The essence of both of these kinds of game mechanics is that players cannot be sure about the evolution of the game state, until information is revealed to them by some means. This can be implemented in a game by including a so-called Environment or Nature player in the sequence of players. Such a player can be used for any required task like resolving combat, generating random outcome(s), or revealing information about partially observable or simultaneous moves (which have of course been selected in turn-based fashion, but have not yet affected the game from the players’ perspective). Most importantly, it should update the game state accordingly so that future clones can make use of the information.
Which validMoves
should be returned when it is the environment player’s turn depends on the use case. An empty vector should only be returned if the game is finished, so if the player is simply acting as a referee, a single constant dummy element should be provided, to cause the algorithm to create only one branch in a player’s tree at this point. The subsequent doMove
handling this move can be used to perform the required actions and need not use the move’s information. If the action is a chance event instead, the vector could contain meaningful moves. In this case, the getResult
function should return a constant score of 0 for the environment player, to keep the algorithm from developing a preference for any of the resulting branches.
Examples of both techniques are demonstrated in the test game Goofspiel. The environment player (player 2) acts at the beginning of each round to reveal one of the “prize” cards, as well at the end to reveal and evaluate the (closed) bids selected by the players.
Game class template
Defined in <ismcts/game.h>
template<class Move> struct Game;
This class represents a game that has fully observable moves, in other words, players can always see the actions done by the other players. A game of this kind should be used with the single-observer SOSolver
as there is no advantage to building trees for multiple players.
Member types
Type | Definition |
---|---|
Ptr |
std::unique_ptr<Game> |
Player |
unsigned int |
Member functions
virtual Ptr cloneAndRandomise(Player observer) const = 0;
Constructs a copy of the game state that has been determinised: any information which the observer
cannot know with certainty has been randomly redistributed. The copy should, however, be consistent with deductions this player can make from observing the history of the game, such as some moves being unavailable to other players.
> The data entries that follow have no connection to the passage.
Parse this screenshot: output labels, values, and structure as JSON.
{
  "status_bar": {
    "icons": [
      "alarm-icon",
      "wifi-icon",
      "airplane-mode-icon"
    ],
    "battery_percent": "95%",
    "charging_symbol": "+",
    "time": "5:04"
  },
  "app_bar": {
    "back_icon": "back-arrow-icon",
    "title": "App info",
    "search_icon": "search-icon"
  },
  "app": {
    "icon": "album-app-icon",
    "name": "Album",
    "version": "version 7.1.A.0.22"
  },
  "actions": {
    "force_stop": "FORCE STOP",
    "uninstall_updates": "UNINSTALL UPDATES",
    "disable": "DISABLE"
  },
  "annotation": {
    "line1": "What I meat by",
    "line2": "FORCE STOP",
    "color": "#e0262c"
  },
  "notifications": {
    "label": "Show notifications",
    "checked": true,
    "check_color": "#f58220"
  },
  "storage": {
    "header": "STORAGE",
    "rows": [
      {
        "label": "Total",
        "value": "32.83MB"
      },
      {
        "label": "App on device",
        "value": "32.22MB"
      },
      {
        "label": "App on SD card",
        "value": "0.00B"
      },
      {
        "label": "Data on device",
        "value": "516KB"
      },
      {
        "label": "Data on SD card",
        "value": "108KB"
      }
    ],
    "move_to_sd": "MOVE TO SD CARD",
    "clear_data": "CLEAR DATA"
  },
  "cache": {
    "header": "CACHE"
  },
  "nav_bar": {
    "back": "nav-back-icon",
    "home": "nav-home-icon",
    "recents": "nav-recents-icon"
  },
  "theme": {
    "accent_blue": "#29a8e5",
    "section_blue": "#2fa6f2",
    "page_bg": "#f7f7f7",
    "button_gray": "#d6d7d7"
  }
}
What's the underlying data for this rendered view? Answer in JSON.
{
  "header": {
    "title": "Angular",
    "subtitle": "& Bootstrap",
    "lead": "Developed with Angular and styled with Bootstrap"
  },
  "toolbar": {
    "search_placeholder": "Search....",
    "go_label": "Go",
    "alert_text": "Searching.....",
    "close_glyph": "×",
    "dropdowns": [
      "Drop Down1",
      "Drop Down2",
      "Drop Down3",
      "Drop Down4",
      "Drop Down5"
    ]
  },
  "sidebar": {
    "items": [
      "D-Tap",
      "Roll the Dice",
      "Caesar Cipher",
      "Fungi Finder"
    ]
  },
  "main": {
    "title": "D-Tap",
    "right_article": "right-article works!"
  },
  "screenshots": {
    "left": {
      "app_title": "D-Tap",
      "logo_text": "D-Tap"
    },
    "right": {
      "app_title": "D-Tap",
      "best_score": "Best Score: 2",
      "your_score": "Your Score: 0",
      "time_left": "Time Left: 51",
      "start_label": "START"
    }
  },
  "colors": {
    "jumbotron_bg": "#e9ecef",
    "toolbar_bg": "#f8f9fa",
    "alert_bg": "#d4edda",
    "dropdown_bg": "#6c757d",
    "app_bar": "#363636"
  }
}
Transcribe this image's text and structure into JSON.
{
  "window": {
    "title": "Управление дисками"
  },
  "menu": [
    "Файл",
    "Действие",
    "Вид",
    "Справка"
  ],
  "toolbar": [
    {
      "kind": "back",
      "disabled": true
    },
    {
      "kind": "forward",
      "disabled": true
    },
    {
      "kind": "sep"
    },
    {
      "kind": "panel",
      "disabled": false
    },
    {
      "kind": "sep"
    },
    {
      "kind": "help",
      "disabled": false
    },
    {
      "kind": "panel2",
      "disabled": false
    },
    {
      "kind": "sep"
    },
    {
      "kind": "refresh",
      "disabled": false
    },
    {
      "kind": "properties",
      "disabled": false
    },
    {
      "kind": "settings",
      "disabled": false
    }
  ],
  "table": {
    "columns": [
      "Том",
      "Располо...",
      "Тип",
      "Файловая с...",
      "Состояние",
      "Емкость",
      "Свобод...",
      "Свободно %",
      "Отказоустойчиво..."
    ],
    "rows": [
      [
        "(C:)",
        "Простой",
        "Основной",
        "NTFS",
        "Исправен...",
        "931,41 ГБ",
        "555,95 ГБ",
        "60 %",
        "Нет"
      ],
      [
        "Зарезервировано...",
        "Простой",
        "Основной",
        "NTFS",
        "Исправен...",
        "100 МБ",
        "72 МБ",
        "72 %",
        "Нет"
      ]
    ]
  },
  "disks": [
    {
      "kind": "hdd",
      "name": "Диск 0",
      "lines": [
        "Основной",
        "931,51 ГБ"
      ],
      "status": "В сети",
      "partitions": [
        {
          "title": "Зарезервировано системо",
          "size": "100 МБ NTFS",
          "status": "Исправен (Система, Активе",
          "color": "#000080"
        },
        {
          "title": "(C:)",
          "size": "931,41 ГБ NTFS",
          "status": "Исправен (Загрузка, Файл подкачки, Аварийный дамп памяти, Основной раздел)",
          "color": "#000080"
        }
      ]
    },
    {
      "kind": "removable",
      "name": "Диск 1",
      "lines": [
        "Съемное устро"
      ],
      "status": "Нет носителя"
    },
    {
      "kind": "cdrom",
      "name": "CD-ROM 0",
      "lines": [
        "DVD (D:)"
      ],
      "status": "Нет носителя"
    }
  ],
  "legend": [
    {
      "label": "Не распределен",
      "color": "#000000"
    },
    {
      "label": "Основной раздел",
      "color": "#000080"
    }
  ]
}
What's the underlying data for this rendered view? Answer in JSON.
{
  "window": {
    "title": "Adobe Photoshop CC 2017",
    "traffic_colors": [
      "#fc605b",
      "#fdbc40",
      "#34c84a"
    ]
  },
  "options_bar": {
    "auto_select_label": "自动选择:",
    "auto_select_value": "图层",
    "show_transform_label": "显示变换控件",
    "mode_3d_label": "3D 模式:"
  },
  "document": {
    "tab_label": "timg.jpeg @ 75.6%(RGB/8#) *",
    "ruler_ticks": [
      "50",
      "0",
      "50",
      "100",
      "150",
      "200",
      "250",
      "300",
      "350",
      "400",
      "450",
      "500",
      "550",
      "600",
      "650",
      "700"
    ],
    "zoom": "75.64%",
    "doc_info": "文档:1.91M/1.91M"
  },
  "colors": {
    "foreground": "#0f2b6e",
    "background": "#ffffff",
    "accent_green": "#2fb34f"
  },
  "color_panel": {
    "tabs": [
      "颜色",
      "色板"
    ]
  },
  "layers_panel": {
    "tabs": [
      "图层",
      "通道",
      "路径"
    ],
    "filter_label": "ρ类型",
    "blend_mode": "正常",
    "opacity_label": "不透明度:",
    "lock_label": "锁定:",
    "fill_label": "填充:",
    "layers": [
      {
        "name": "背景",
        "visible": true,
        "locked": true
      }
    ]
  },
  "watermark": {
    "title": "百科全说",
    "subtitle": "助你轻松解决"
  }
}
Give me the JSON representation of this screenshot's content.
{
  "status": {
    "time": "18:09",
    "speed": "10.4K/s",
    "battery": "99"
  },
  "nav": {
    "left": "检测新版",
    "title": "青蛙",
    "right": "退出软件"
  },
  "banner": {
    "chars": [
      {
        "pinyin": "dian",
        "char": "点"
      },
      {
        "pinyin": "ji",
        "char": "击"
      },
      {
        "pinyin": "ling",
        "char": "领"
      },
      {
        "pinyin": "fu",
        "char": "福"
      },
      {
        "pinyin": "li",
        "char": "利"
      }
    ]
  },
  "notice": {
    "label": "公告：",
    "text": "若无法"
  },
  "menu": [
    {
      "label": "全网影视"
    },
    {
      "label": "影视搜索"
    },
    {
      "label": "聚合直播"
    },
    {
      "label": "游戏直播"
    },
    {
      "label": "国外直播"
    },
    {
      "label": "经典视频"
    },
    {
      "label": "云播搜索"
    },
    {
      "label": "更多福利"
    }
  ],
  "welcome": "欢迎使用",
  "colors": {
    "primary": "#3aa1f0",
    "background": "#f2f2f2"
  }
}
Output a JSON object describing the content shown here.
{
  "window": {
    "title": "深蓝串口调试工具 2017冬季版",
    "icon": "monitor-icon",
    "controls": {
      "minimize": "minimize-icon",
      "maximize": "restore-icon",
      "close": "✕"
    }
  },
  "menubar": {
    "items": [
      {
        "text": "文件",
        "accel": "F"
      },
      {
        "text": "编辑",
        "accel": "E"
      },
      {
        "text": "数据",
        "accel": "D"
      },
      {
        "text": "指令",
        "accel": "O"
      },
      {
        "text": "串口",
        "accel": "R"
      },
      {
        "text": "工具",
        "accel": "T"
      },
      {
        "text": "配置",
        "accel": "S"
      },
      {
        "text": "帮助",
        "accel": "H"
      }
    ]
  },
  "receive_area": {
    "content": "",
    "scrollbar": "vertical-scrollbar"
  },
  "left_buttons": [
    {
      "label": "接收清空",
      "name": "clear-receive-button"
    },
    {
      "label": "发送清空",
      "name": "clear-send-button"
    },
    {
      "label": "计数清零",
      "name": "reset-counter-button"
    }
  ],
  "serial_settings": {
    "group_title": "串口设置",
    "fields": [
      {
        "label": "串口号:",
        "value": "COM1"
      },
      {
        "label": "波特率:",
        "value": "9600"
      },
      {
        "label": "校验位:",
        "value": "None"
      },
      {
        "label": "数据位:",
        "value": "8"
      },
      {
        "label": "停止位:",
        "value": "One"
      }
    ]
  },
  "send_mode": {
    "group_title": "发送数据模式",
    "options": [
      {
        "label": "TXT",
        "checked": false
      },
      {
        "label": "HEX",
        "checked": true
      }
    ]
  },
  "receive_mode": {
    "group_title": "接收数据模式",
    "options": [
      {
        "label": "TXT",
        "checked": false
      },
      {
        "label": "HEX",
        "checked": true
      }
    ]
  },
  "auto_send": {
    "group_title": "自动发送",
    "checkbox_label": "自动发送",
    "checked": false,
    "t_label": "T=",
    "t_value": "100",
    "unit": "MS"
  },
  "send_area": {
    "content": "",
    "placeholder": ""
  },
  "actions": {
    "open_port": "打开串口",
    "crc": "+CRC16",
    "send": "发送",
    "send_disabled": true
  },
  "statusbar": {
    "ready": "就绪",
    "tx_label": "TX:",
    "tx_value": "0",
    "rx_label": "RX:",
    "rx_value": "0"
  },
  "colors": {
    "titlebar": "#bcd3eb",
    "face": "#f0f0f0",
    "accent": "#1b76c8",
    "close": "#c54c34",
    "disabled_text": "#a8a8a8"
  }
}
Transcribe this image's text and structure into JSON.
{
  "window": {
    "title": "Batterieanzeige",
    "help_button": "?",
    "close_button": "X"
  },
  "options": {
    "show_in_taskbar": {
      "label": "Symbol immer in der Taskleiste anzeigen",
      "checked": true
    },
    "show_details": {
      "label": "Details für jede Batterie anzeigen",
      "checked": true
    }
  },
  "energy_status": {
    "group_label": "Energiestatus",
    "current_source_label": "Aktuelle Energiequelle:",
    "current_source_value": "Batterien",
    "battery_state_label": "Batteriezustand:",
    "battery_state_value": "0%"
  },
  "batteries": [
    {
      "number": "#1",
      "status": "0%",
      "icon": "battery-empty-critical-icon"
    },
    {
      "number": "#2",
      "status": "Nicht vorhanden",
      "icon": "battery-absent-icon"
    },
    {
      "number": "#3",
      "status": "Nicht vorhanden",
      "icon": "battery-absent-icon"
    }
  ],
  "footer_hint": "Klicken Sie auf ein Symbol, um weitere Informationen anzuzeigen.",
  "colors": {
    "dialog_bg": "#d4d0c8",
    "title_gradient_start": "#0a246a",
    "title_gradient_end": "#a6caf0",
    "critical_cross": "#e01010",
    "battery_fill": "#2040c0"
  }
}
virtual Player currentPlayer() const = 0;
The player about to make a move in the current state.
virtual std::vector<Move> validMoves() const = 0;
The valid moves for the current player. An empty vector must be returned if the game is finished.
virtual void doMove(Move const move) = 0;
Applies the given move to the state and updates the current player to specify whose turn is next.
virtual double getResult(Player player) const = 0;
Returns the result for the given player. This function should preferably return numbers in the range [0, 1], for example 0 for a loss, 0.5 for a draw and 1 for a win. It is only called on finished game states.
virtual bool currentMoveSimultaneous() const;
Indicates whether the current game state has a simultaneous move, i.e. multiple players must decide on a move without first seeing any of the other(s) decisions as in turn-based play. Override if the game features such moves; the default implementation always returns false.
POMGame class template
Defined in <ismcts/game.h>
template<class Move> struct POMGame : public Game<Move>;
Represents a game with Partially Observable Moves (POMs). It adds one method to the Game
interface to query the participating players, which is required for the MOSolver class to be able to maintain separate trees for each player.
Member functions
virtual std::vector<Player> players() const = 0;
Returns the list of all player identifiers.